HUI, XII, 2021, 13-40
Historia Universitatis Iassiensis 12, 13–40
Abstract. During the first couple of decades of the 19th century, the intellectuals of Moldavia were deeply involved in the creation of politically and culturally modern institutions, following the occidental example. The field of education was one of the most willing to take part in the modernisation process, eager to keep up with the more-advanced states in the West. Therefore, it started to take shape through the appearance and evolution of the first school-inspection organisation, the Commission for Public Education (Epitropia Învățăturilor Publice) This study analyses the relationship between the school inspection – as a process and an institution – and the training of the teachers, as it was in the beginning, given the poor research of this matter.

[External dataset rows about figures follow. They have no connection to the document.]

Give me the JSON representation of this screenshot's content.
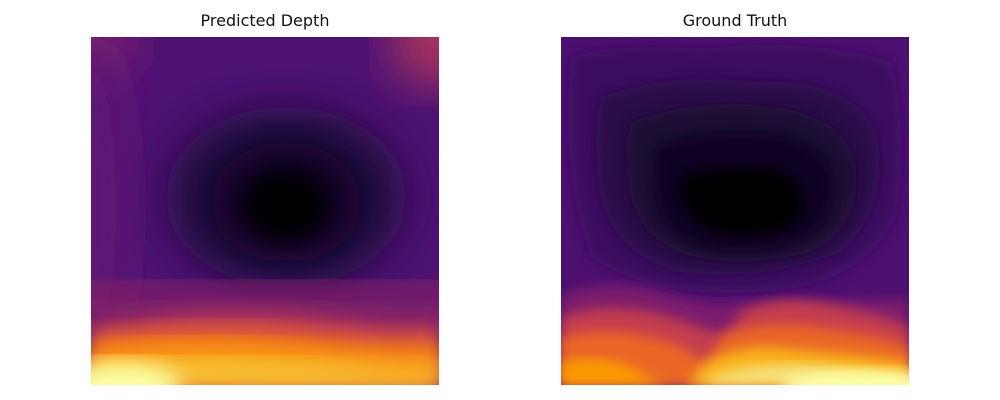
{
  "panels": [
    {
      "title": "Predicted Depth",
      "colormap": "inferno"
    },
    {
      "title": "Ground Truth",
      "colormap": "inferno"
    }
  ],
  "colors": {
    "background": "#ffffff",
    "colormap_stops": [
      "#000004",
      "#1b0c41",
      "#4a0c6b",
      "#781c6d",
      "#a52c60",
      "#cf4446",
      "#ed6925",
      "#fb9b06",
      "#f7d13d",
      "#fcffa4"
    ]
  }
}
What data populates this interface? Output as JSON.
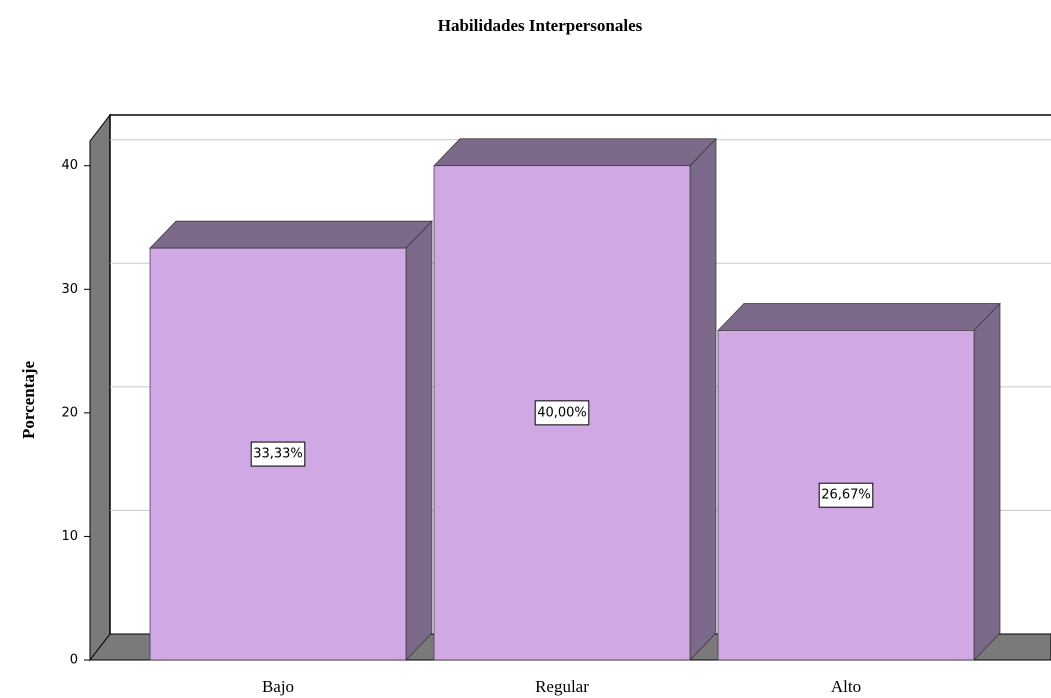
{
  "chart_data": {
    "type": "bar",
    "title": "Habilidades Interpersonales",
    "y_label": "Porcentaje",
    "categories": [
      "Bajo",
      "Regular",
      "Alto"
    ],
    "values": [
      33.33,
      40.0,
      26.67
    ],
    "value_labels": [
      "33,33%",
      "40,00%",
      "26,67%"
    ],
    "color": "#d0a8e4",
    "shade_color": "#7d6a8a",
    "ylim": [
      0,
      42
    ],
    "yticks": [
      0,
      10,
      20,
      30,
      40
    ],
    "grid": true
  }
}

Expanding the number of schools in the Moldavia had been a prime concern of the Commission for Public Education (Epitropia Învățăturilor Publice) and of Gheorghe Asachi, which meant it was necessary to recruit more people. That being said, the criteria for recruitment were decided at once with the legalization of the school inspection- and teaching body. The interest of hiring more teachers grew as the first rules were adopted: organising a training program for the soon-to-be professors and encouraging them to write schoolbooks, sending scholarship-students to study abroad, guidance from the Commission for Public Education and Gheorghe Asachi, and bringing in foreign teachers. All of these were ways to continuously prepare the human resource in Education.
The institutional transformations that the school inspection went through in the middle of the 19th century following the ruling in favour of the 1851 law [Așezământul] - hadn’t slowed down the perfectioning of the teachers. Other than the obligation to attend pedagogical training courses, what had also been beneficial to their development was the important role the general school inspectors played (Gheorghe Săulescu, August Treboniu Laurian, Teodor Veisa) and their substitutes (Iosif Patriciu, Simion Bărnuțiu). Even judging by their formal meetings and the school inspections, it was obvious that the care for discipline and quality in all things regarding the education field was a prime concern.
The role of the Ministry of Education (Ministerul Cultelor și Instrucțiunii Publice) continued to grow through the 1864 public instruction Law, as the general school inspection organisation was disbanded, which led to the irrefutable subordination of the new inspectors (revizori) who had their attributions limited.